Media
Whatever happened to free speech?
Detention and interrogation. A vehicle and laptop search. Riffling through reporter notebooks. I found Canadian border officials’ recent treatment of U.S. journalist Amy Goodman a disturbing threat to free speech.
Host of Democracy Now, a public radio show in the States, Goodman was stopped in a vehicle with two assistants at the Washington-B.C. border on Nov. 25. Visiting Canada to promote her new book, she was en route to Victoria for a speaking engagement. Yet the border guards kept grilling her about the 2010 Winter Olympics, afraid that she was coming to Canada to criticize this world event. What if she was? Is freedom of speech the new contraband?

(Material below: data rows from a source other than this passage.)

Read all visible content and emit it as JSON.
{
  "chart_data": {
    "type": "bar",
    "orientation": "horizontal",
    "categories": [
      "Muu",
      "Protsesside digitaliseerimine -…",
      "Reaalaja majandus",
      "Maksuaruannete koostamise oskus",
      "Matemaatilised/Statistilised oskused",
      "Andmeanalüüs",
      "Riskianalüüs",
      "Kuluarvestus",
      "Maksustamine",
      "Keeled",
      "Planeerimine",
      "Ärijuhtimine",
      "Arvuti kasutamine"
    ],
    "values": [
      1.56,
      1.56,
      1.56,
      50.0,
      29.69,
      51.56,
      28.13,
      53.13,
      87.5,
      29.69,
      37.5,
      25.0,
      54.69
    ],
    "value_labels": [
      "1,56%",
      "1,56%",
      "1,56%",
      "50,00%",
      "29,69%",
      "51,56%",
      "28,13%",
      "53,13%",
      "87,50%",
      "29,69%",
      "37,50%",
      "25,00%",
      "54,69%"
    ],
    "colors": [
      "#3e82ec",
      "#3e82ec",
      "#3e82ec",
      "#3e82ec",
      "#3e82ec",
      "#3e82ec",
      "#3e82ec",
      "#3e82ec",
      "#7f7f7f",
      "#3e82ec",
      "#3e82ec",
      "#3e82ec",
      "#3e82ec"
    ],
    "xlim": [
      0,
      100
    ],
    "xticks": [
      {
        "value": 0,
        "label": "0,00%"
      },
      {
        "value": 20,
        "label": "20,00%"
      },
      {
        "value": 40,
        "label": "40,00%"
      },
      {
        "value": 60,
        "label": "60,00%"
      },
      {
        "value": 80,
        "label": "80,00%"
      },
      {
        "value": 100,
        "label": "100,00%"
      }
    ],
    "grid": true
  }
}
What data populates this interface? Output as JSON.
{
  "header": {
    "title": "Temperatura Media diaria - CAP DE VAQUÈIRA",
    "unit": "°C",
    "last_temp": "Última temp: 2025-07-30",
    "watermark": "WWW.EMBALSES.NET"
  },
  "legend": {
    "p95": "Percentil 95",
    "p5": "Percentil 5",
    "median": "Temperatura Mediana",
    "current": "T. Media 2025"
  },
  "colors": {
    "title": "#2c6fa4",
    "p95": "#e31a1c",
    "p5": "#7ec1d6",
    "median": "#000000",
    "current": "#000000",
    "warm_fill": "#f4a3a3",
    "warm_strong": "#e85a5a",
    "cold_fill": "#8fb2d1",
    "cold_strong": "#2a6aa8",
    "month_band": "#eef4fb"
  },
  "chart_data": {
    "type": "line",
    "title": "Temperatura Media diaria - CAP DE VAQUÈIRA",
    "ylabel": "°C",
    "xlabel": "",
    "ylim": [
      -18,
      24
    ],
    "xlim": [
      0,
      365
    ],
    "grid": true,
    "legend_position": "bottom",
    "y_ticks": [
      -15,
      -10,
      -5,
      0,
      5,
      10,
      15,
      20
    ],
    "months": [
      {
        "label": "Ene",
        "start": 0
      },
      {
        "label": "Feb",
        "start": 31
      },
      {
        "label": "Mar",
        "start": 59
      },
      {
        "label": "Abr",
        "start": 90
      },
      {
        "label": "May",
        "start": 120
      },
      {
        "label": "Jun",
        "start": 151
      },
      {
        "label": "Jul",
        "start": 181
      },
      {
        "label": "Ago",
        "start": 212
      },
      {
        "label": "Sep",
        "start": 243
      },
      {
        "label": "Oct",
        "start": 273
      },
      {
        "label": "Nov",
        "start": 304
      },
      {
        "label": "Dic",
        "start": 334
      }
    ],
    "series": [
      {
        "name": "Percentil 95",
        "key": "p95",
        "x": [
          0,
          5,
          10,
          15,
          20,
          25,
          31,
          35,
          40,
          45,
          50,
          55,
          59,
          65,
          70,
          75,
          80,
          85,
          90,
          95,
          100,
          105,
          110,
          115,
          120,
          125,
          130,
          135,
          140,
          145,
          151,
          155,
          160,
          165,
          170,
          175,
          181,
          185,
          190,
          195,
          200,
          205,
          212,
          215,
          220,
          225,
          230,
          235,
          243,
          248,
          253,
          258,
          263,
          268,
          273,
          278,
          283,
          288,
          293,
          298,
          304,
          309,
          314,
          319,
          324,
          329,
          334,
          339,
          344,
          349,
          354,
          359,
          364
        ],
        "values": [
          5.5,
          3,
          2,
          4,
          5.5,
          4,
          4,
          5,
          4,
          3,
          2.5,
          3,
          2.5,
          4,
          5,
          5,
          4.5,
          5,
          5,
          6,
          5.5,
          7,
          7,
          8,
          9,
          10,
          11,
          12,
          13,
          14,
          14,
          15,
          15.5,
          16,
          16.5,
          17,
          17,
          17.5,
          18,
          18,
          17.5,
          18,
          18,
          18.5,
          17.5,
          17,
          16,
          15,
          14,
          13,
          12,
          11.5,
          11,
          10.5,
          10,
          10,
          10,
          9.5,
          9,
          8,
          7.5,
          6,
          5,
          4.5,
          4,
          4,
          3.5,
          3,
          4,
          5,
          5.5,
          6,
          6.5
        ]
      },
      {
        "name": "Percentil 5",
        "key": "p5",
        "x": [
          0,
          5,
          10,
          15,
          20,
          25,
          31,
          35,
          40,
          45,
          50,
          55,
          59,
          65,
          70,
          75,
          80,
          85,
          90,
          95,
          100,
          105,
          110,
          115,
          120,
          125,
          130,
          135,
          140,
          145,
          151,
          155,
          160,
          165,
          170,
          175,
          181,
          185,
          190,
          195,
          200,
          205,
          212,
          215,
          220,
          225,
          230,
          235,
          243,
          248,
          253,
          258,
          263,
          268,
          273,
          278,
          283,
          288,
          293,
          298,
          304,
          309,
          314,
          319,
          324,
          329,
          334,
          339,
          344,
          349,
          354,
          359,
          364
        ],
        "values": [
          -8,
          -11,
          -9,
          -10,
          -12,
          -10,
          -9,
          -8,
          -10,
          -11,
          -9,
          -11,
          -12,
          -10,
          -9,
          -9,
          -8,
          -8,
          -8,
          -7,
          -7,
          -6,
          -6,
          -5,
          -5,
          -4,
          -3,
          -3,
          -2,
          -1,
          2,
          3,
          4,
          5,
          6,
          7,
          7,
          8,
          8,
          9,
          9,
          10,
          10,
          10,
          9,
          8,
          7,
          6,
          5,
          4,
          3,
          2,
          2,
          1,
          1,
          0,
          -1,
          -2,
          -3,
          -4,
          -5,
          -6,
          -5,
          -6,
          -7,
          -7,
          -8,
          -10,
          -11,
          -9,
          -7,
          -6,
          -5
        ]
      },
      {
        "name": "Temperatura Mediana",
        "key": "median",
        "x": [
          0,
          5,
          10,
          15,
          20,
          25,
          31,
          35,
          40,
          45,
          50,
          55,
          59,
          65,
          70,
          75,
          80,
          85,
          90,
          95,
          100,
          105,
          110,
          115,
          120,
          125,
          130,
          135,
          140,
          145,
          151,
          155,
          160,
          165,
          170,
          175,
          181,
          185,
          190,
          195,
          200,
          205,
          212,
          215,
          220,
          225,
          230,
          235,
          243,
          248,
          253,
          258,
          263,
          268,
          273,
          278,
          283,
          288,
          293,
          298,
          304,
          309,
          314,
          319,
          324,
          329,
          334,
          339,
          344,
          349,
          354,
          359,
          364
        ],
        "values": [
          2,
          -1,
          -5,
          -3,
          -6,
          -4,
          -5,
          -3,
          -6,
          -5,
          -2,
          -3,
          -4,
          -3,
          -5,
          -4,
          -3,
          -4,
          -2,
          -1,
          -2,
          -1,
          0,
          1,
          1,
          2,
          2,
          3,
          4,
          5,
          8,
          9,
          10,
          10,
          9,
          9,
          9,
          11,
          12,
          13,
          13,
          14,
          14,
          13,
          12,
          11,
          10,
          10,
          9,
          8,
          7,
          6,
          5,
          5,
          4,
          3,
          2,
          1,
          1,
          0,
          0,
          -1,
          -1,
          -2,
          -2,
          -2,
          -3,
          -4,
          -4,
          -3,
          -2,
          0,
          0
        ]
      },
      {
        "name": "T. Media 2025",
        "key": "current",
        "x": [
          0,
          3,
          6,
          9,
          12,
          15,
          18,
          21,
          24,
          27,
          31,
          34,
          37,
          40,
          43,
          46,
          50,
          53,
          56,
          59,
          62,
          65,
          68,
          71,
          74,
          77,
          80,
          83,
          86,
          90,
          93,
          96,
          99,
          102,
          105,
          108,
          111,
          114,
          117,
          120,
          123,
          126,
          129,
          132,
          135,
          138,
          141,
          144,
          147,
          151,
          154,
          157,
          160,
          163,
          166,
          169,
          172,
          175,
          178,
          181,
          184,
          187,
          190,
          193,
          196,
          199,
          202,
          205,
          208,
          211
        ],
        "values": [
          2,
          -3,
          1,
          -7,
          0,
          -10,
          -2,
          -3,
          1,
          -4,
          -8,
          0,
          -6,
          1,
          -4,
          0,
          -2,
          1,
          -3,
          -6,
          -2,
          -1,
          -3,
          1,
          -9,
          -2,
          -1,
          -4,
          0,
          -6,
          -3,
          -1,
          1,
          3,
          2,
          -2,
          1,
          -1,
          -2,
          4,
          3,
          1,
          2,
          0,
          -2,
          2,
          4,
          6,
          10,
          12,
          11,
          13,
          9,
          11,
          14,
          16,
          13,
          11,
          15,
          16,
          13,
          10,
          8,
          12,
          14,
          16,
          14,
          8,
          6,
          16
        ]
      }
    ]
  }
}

The guards interrogated her for more than an hour, reportedly demanding to know the details of Goodman’s planned speech. They asked her at least six times if she was coming to Canada to speak about the Olympics. One border patrol agent looked through her book, Breaking the Sound Barrier, and made notes from it. Goodman said: “I was totally shocked . . .It sends a message that we’re being monitored, watched. . .It sends a message to other journalists to watch what they do.”
Fear of such reprisals might indeed result in unnecessary self-censorship on the part of reporters, both locally and those visiting from around the world. Are we heading for a Big Brother world of Government Think?
We’ve already seen the fallout in Vancouver from “free speech zones” designated for protesters during the Olympics. A gag order targeted for the three-week event prevents the display of any commercial signs that might compete with the corporate logos and messages of official sponsors like Visa or Royal Bank. Whose interests are we protecting, anyway?
This makes me think of practices by companies like Coke and Pepsi that try to muzzle negative comments about their products. In many cases, they make any school or university that carries their bottled water sign an agreement saying that they will not publicly criticize their products.